I tried to lift Nana off of me, but she resisted. Her friend’s presence shamed and aroused me both. I grabbed the mattress, lifted up my ass, and started thrusting inside Nana, proactively, as they say. “Oh, shit,” she cried. “Do it, Misha. Just…like…that.”
Her friend moaned and rustled on the other bed. I liked hearing my name spoken aloud. I lifted up one knee, shifting Nana to one side, to let Sissey see what I doing to her friend’s forest-covered reproductive c
omplex, bouncing her ass cheeks and letting them clap against each other. I wanted to make her friend holler and address me using the polite vy in Russian. I wanted to make them both pregnant and then, for some reason, to leave them and go far away.
“Faik!” Nana shouted, and suddenly she scrambled off my bulk and threw a waiting robe around her curves. She pointed to the window. The face of Mr. Nanabragov’s manservant was pressed against the glass, the crescent of his mustache floating above the puckered star of his lips. Nana waved a fist at him, and the manservant promptly disappeared, leaving only an outline of condensation and want. “That fucking Moslem piece of shit,” Nana said.
I massaged the wet stump of my khui, hoping Nana’s second mouth would come back to swallow it. I turned to her friend Sissey, who had brushed aside her copious hair to reveal two beautiful gray eyes, pupils dilated to match the scope of the Absurdi sun. “You’re going to have to go pay him now,” Nana said.
“I’m sorry?”
“Whenever Faik catches me with a boy, he wants a hundred dollars.”
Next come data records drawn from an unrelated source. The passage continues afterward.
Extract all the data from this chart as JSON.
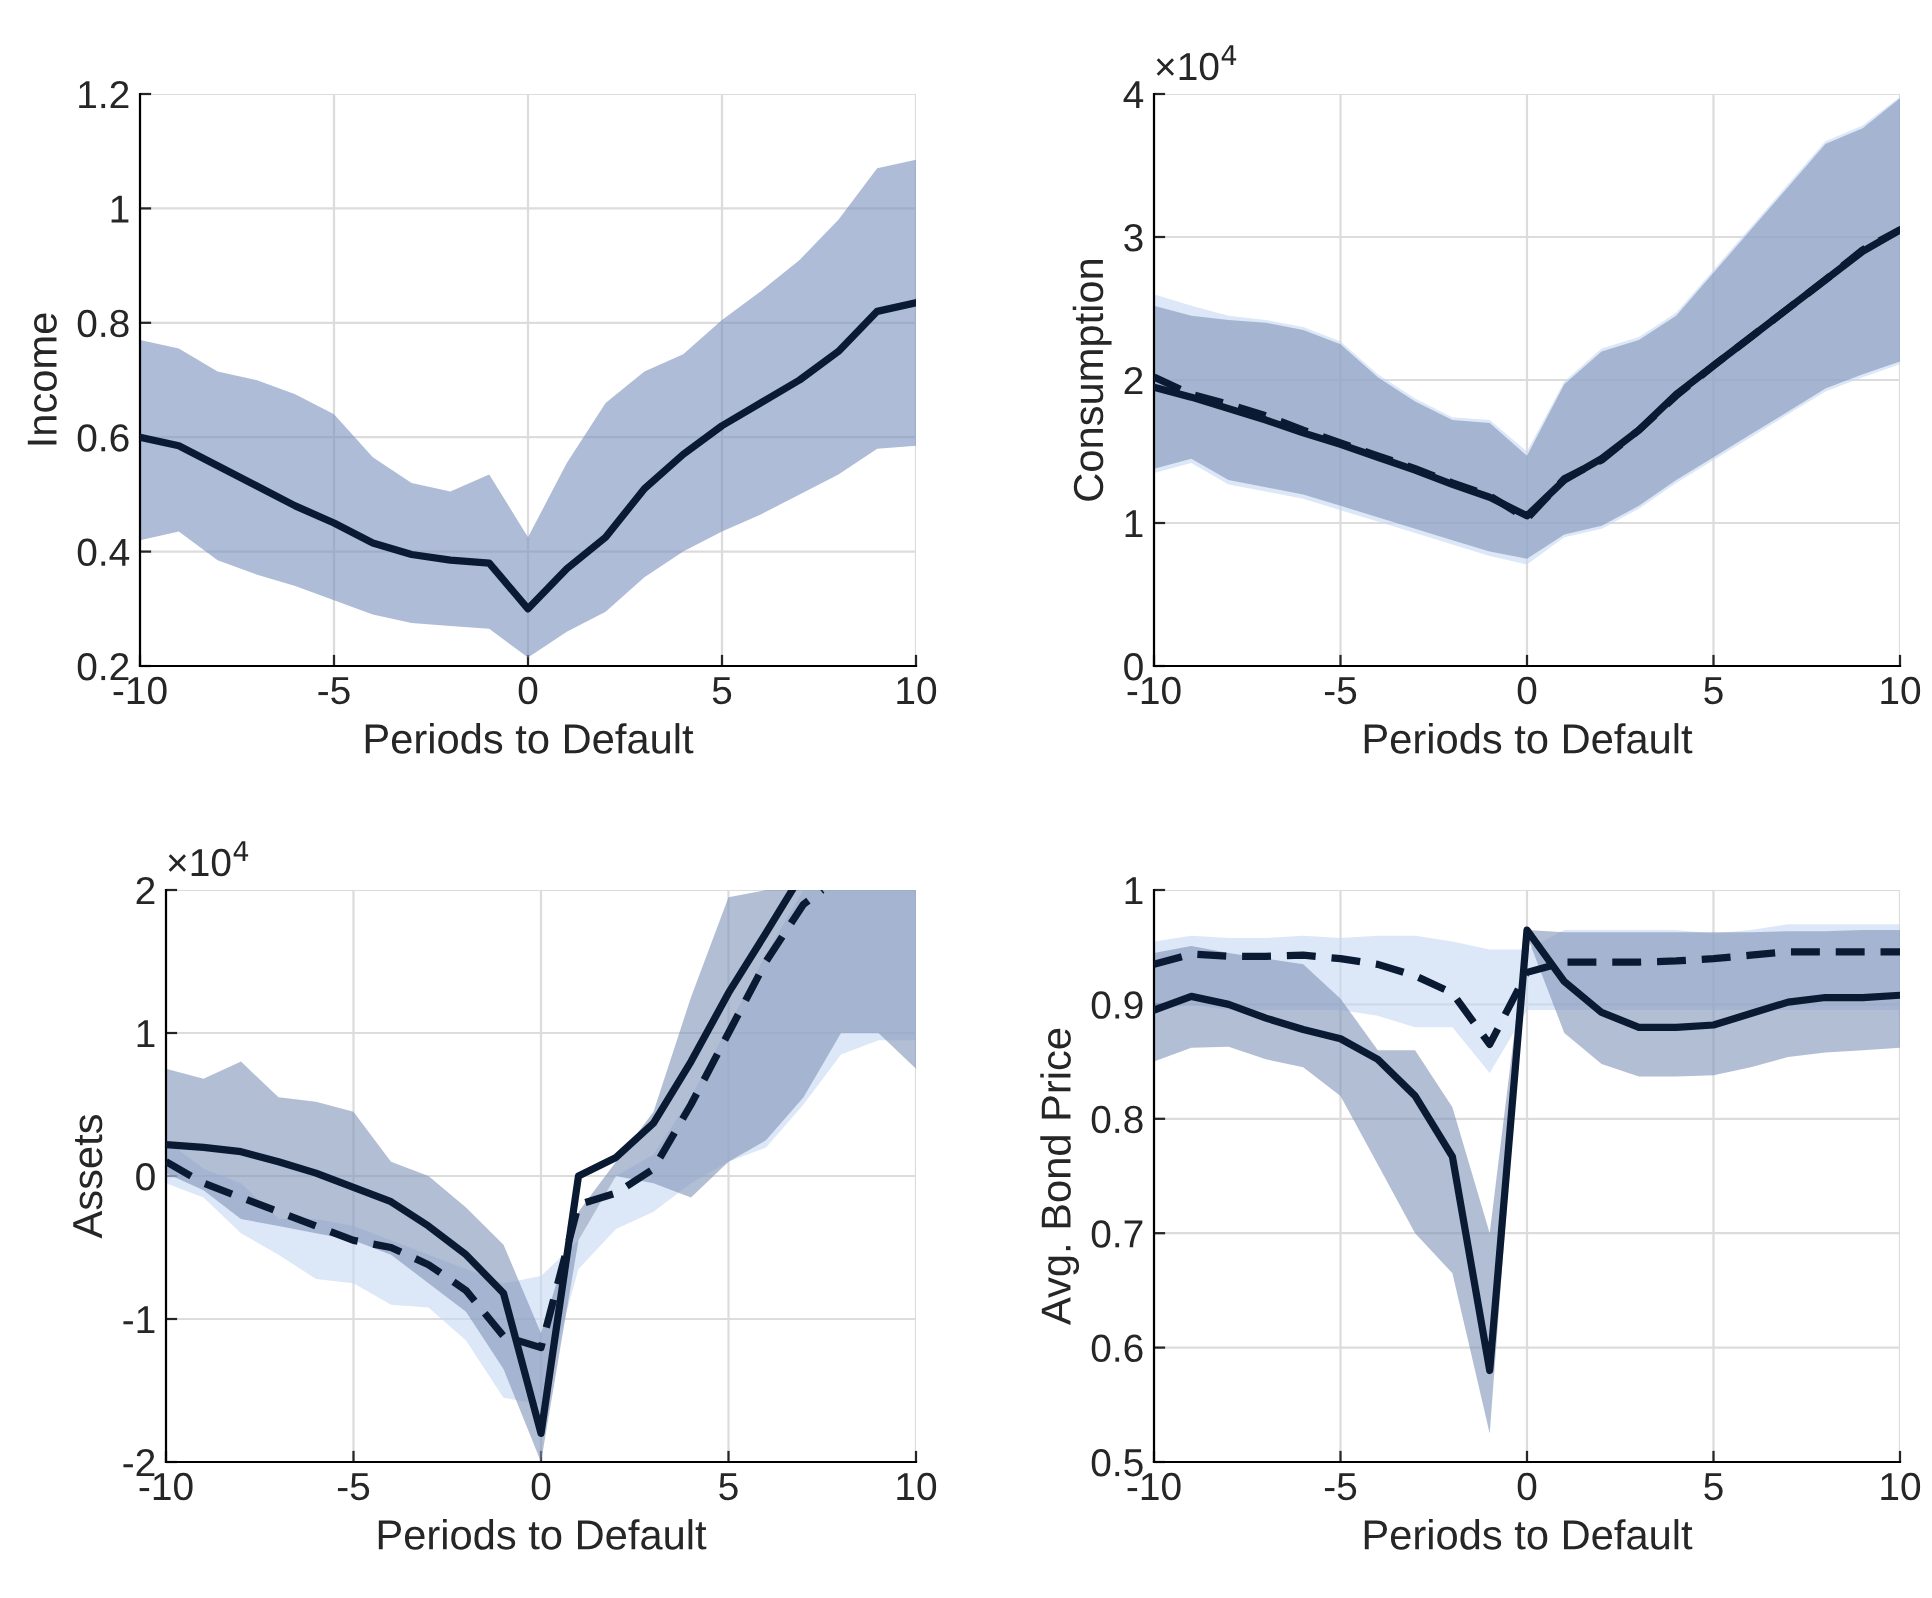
{
  "chart_data": [
    {
      "type": "line",
      "ylabel": "Income",
      "xlabel": "Periods to Default",
      "x": [
        -10,
        -9,
        -8,
        -7,
        -6,
        -5,
        -4,
        -3,
        -2,
        -1,
        0,
        1,
        2,
        3,
        4,
        5,
        6,
        7,
        8,
        9,
        10
      ],
      "xlim": [
        -10,
        10
      ],
      "xticks": [
        -10,
        -5,
        0,
        5,
        10
      ],
      "ylim": [
        0.2,
        1.2
      ],
      "yticks": [
        0.2,
        0.4,
        0.6,
        0.8,
        1,
        1.2
      ],
      "grid": true,
      "series": [
        {
          "color": "#7890bd",
          "values": [
            null,
            null,
            null,
            null,
            null,
            null,
            null,
            null,
            null,
            null,
            null,
            null,
            null,
            null,
            null,
            null,
            null,
            null,
            null,
            null,
            null
          ],
          "upper": [
            0.77,
            0.755,
            0.715,
            0.7,
            0.675,
            0.64,
            0.565,
            0.52,
            0.505,
            0.535,
            0.425,
            0.555,
            0.66,
            0.715,
            0.745,
            0.805,
            0.855,
            0.91,
            0.98,
            1.07,
            1.085
          ],
          "lower": [
            0.42,
            0.435,
            0.385,
            0.36,
            0.34,
            0.315,
            0.29,
            0.275,
            0.27,
            0.265,
            0.215,
            0.26,
            0.295,
            0.355,
            0.4,
            0.435,
            0.465,
            0.5,
            0.535,
            0.58,
            0.585
          ]
        },
        {
          "color": "#0b1a33",
          "line_style": "solid",
          "values": [
            0.6,
            0.585,
            0.55,
            0.515,
            0.48,
            0.45,
            0.415,
            0.395,
            0.385,
            0.38,
            0.3,
            0.37,
            0.425,
            0.51,
            0.57,
            0.62,
            0.66,
            0.7,
            0.75,
            0.82,
            0.835
          ]
        }
      ]
    },
    {
      "type": "line",
      "ylabel": "Consumption",
      "xlabel": "Periods to Default",
      "annotations": [
        "×10$^{4}$"
      ],
      "x": [
        -10,
        -9,
        -8,
        -7,
        -6,
        -5,
        -4,
        -3,
        -2,
        -1,
        0,
        1,
        2,
        3,
        4,
        5,
        6,
        7,
        8,
        9,
        10
      ],
      "xlim": [
        -10,
        10
      ],
      "xticks": [
        -10,
        -5,
        0,
        5,
        10
      ],
      "ylim": [
        0,
        4
      ],
      "yticks": [
        0,
        1,
        2,
        3,
        4
      ],
      "grid": true,
      "series": [
        {
          "color": "#c4d7f2",
          "values": [
            null,
            null,
            null,
            null,
            null,
            null,
            null,
            null,
            null,
            null,
            null,
            null,
            null,
            null,
            null,
            null,
            null,
            null,
            null,
            null,
            null
          ],
          "upper": [
            2.6,
            2.52,
            2.45,
            2.42,
            2.37,
            2.27,
            2.04,
            1.87,
            1.74,
            1.72,
            1.5,
            1.99,
            2.22,
            2.3,
            2.47,
            2.77,
            3.07,
            3.37,
            3.67,
            3.78,
            3.98
          ],
          "lower": [
            1.35,
            1.42,
            1.27,
            1.22,
            1.17,
            1.09,
            1.01,
            0.93,
            0.85,
            0.77,
            0.71,
            0.9,
            0.96,
            1.1,
            1.28,
            1.44,
            1.6,
            1.76,
            1.92,
            2.02,
            2.11
          ]
        },
        {
          "color": "#7f93b8",
          "values": [
            null,
            null,
            null,
            null,
            null,
            null,
            null,
            null,
            null,
            null,
            null,
            null,
            null,
            null,
            null,
            null,
            null,
            null,
            null,
            null,
            null
          ],
          "upper": [
            2.52,
            2.45,
            2.42,
            2.4,
            2.35,
            2.25,
            2.02,
            1.85,
            1.72,
            1.7,
            1.47,
            1.97,
            2.2,
            2.28,
            2.45,
            2.75,
            3.05,
            3.35,
            3.65,
            3.76,
            3.97
          ],
          "lower": [
            1.38,
            1.45,
            1.3,
            1.25,
            1.2,
            1.12,
            1.04,
            0.96,
            0.88,
            0.8,
            0.75,
            0.92,
            0.98,
            1.12,
            1.3,
            1.46,
            1.62,
            1.78,
            1.94,
            2.04,
            2.13
          ]
        },
        {
          "color": "#0b1a33",
          "line_style": "dashed",
          "values": [
            2.02,
            1.9,
            1.83,
            1.75,
            1.65,
            1.56,
            1.47,
            1.38,
            1.28,
            1.19,
            1.03,
            1.31,
            1.44,
            1.65,
            1.89,
            2.1,
            2.3,
            2.5,
            2.7,
            2.91,
            3.05
          ]
        },
        {
          "color": "#0b1a33",
          "line_style": "solid",
          "values": [
            1.95,
            1.88,
            1.8,
            1.72,
            1.63,
            1.55,
            1.46,
            1.37,
            1.27,
            1.18,
            1.05,
            1.3,
            1.45,
            1.65,
            1.9,
            2.1,
            2.3,
            2.5,
            2.7,
            2.9,
            3.05
          ]
        }
      ]
    },
    {
      "type": "line",
      "ylabel": "Assets",
      "xlabel": "Periods to Default",
      "annotations": [
        "×10$^{4}$"
      ],
      "x": [
        -10,
        -9,
        -8,
        -7,
        -6,
        -5,
        -4,
        -3,
        -2,
        -1,
        0,
        1,
        2,
        3,
        4,
        5,
        6,
        7,
        8,
        9,
        10
      ],
      "xlim": [
        -10,
        10
      ],
      "xticks": [
        -10,
        -5,
        0,
        5,
        10
      ],
      "ylim": [
        -2,
        2
      ],
      "yticks": [
        -2,
        -1,
        0,
        1,
        2
      ],
      "grid": true,
      "series": [
        {
          "color": "#c4d7f2",
          "values": [
            null,
            null,
            null,
            null,
            null,
            null,
            null,
            null,
            null,
            null,
            null,
            null,
            null,
            null,
            null,
            null,
            null,
            null,
            null,
            null,
            null
          ],
          "upper": [
            0.25,
            0.05,
            -0.05,
            -0.3,
            -0.3,
            -0.35,
            -0.45,
            -0.55,
            -0.65,
            -0.75,
            -0.7,
            -0.45,
            0.0,
            0.15,
            0.55,
            1.05,
            1.55,
            2.0,
            2.0,
            2.0,
            2.0
          ],
          "lower": [
            -0.05,
            -0.15,
            -0.4,
            -0.55,
            -0.72,
            -0.75,
            -0.9,
            -0.92,
            -1.15,
            -1.55,
            -1.6,
            -0.65,
            -0.37,
            -0.25,
            -0.05,
            0.1,
            0.2,
            0.5,
            0.85,
            0.95,
            0.95
          ]
        },
        {
          "color": "#7f93b8",
          "values": [
            null,
            null,
            null,
            null,
            null,
            null,
            null,
            null,
            null,
            null,
            null,
            null,
            null,
            null,
            null,
            null,
            null,
            null,
            null,
            null,
            null
          ],
          "upper": [
            0.75,
            0.68,
            0.8,
            0.55,
            0.52,
            0.45,
            0.1,
            0.0,
            -0.22,
            -0.48,
            -1.1,
            -0.25,
            0.1,
            0.45,
            1.25,
            1.95,
            2.0,
            2.0,
            2.0,
            2.0,
            2.0
          ],
          "lower": [
            0.02,
            -0.1,
            -0.3,
            -0.35,
            -0.4,
            -0.45,
            -0.55,
            -0.75,
            -0.95,
            -1.35,
            -2.0,
            -0.45,
            0.0,
            -0.05,
            -0.15,
            0.1,
            0.25,
            0.55,
            1.0,
            1.0,
            0.75
          ]
        },
        {
          "color": "#0b1a33",
          "line_style": "dashed",
          "x": [
            -10,
            -9,
            -8,
            -7,
            -6,
            -5,
            -4,
            -3,
            -2,
            -1,
            0,
            1,
            2,
            3,
            4,
            5,
            6,
            7,
            7.5
          ],
          "values": [
            0.1,
            -0.05,
            -0.15,
            -0.25,
            -0.35,
            -0.45,
            -0.5,
            -0.62,
            -0.8,
            -1.12,
            -1.2,
            -0.2,
            -0.12,
            0.05,
            0.5,
            1.0,
            1.5,
            1.9,
            2.0
          ]
        },
        {
          "color": "#0b1a33",
          "line_style": "solid",
          "x": [
            -10,
            -9,
            -8,
            -7,
            -6,
            -5,
            -4,
            -3,
            -2,
            -1,
            0,
            1,
            2,
            3,
            4,
            5,
            6,
            6.7
          ],
          "values": [
            0.22,
            0.2,
            0.17,
            0.1,
            0.02,
            -0.08,
            -0.18,
            -0.35,
            -0.55,
            -0.82,
            -1.8,
            0.0,
            0.13,
            0.37,
            0.8,
            1.28,
            1.7,
            2.0
          ]
        }
      ]
    },
    {
      "type": "line",
      "ylabel": "Avg. Bond Price",
      "xlabel": "Periods to Default",
      "x": [
        -10,
        -9,
        -8,
        -7,
        -6,
        -5,
        -4,
        -3,
        -2,
        -1,
        0,
        1,
        2,
        3,
        4,
        5,
        6,
        7,
        8,
        9,
        10
      ],
      "xlim": [
        -10,
        10
      ],
      "xticks": [
        -10,
        -5,
        0,
        5,
        10
      ],
      "ylim": [
        0.5,
        1
      ],
      "yticks": [
        0.5,
        0.6,
        0.7,
        0.8,
        0.9,
        1
      ],
      "grid": true,
      "series": [
        {
          "color": "#c4d7f2",
          "values": [
            null,
            null,
            null,
            null,
            null,
            null,
            null,
            null,
            null,
            null,
            null,
            null,
            null,
            null,
            null,
            null,
            null,
            null,
            null,
            null,
            null
          ],
          "upper": [
            0.955,
            0.96,
            0.958,
            0.958,
            0.96,
            0.958,
            0.96,
            0.96,
            0.955,
            0.948,
            0.948,
            0.965,
            0.965,
            0.965,
            0.965,
            0.962,
            0.965,
            0.97,
            0.97,
            0.97,
            0.97
          ],
          "lower": [
            0.895,
            0.9,
            0.895,
            0.895,
            0.895,
            0.895,
            0.89,
            0.88,
            0.88,
            0.84,
            0.895,
            0.895,
            0.895,
            0.895,
            0.895,
            0.895,
            0.895,
            0.895,
            0.895,
            0.895,
            0.895
          ]
        },
        {
          "color": "#7f93b8",
          "values": [
            null,
            null,
            null,
            null,
            null,
            null,
            null,
            null,
            null,
            null,
            null,
            null,
            null,
            null,
            null,
            null,
            null,
            null,
            null,
            null,
            null
          ],
          "upper": [
            0.945,
            0.951,
            0.945,
            0.94,
            0.935,
            0.905,
            0.86,
            0.86,
            0.81,
            0.7,
            0.965,
            0.963,
            0.963,
            0.963,
            0.963,
            0.963,
            0.963,
            0.964,
            0.964,
            0.965,
            0.965
          ],
          "lower": [
            0.85,
            0.862,
            0.863,
            0.852,
            0.845,
            0.82,
            0.76,
            0.7,
            0.665,
            0.525,
            0.96,
            0.875,
            0.848,
            0.837,
            0.837,
            0.838,
            0.845,
            0.854,
            0.858,
            0.86,
            0.862
          ]
        },
        {
          "color": "#0b1a33",
          "line_style": "dashed",
          "values": [
            0.935,
            0.944,
            0.942,
            0.942,
            0.943,
            0.94,
            0.935,
            0.925,
            0.91,
            0.865,
            0.928,
            0.937,
            0.937,
            0.937,
            0.938,
            0.94,
            0.943,
            0.946,
            0.946,
            0.946,
            0.946
          ]
        },
        {
          "color": "#0b1a33",
          "line_style": "solid",
          "values": [
            0.895,
            0.907,
            0.9,
            0.888,
            0.878,
            0.87,
            0.852,
            0.82,
            0.767,
            0.58,
            0.965,
            0.92,
            0.893,
            0.88,
            0.88,
            0.882,
            0.892,
            0.902,
            0.906,
            0.906,
            0.908
          ]
        }
      ]
    }
  ]
}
“But—” I didn’t know whether to be more humiliated by the amount of money or by the fact that there were other so-called boys.
“He’s in the courtyard. Go!” Nana said as she went over to her girlfriend and hugged her. Soon enough they were whispering in French, laughing their big horsey laughs and braiding each other’s hair.
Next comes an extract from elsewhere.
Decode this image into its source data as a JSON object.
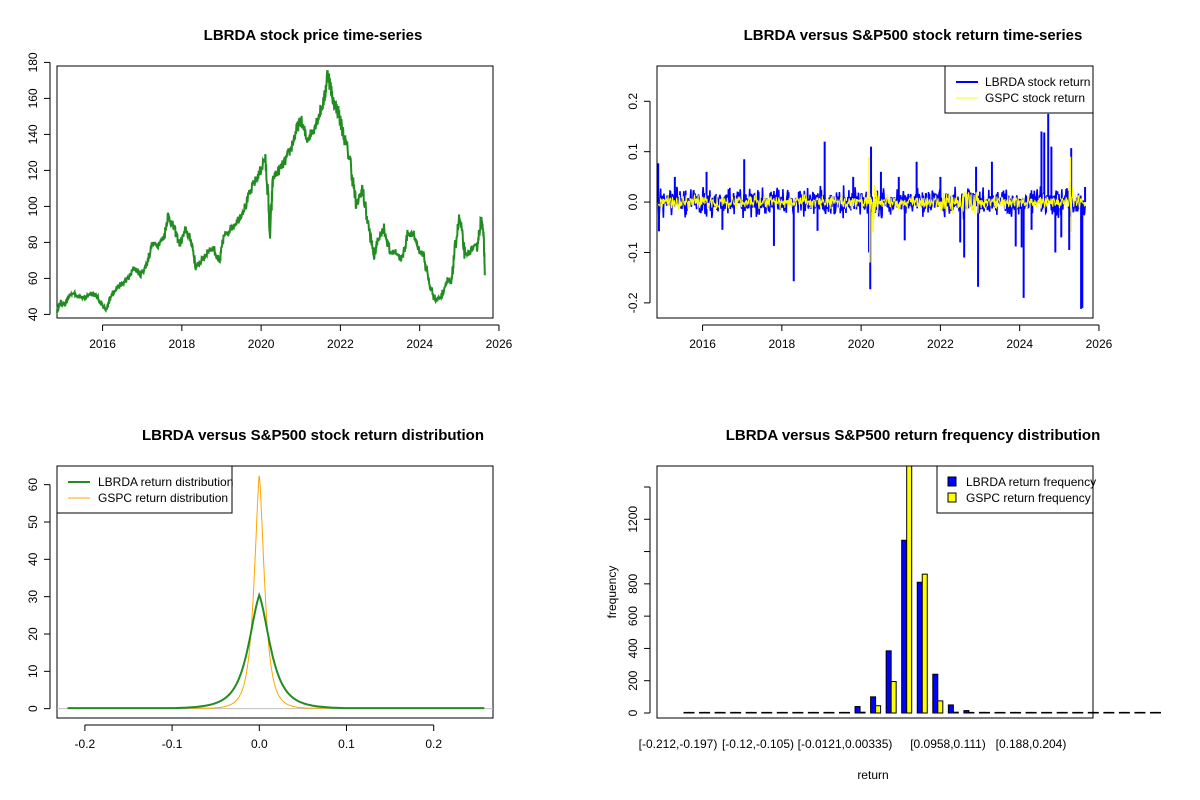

Faik was in the courtyard, sitting amid the dirty dishes pooled with punctured tomatoes and slicks of olive oil. He was casually smoking a pipe, the air filled with cloying apple-scented tobacco. I threw a US$100 bill onto his lap. He picked it up, inspected it against the moonlight, then folded it into the pocket of his checkered shirt. “I’d like another fifty dollars,” he said, “because I saw Sissey watching while Nana was riding you.”
Riding me. “If I ever caught my manservant doing what you’re doing, I would have personally sent him into the next world,” I said, letting a smaller denomination descend toward Faik’s waiting hands. “I would have garroted him with my own hands, I swear.”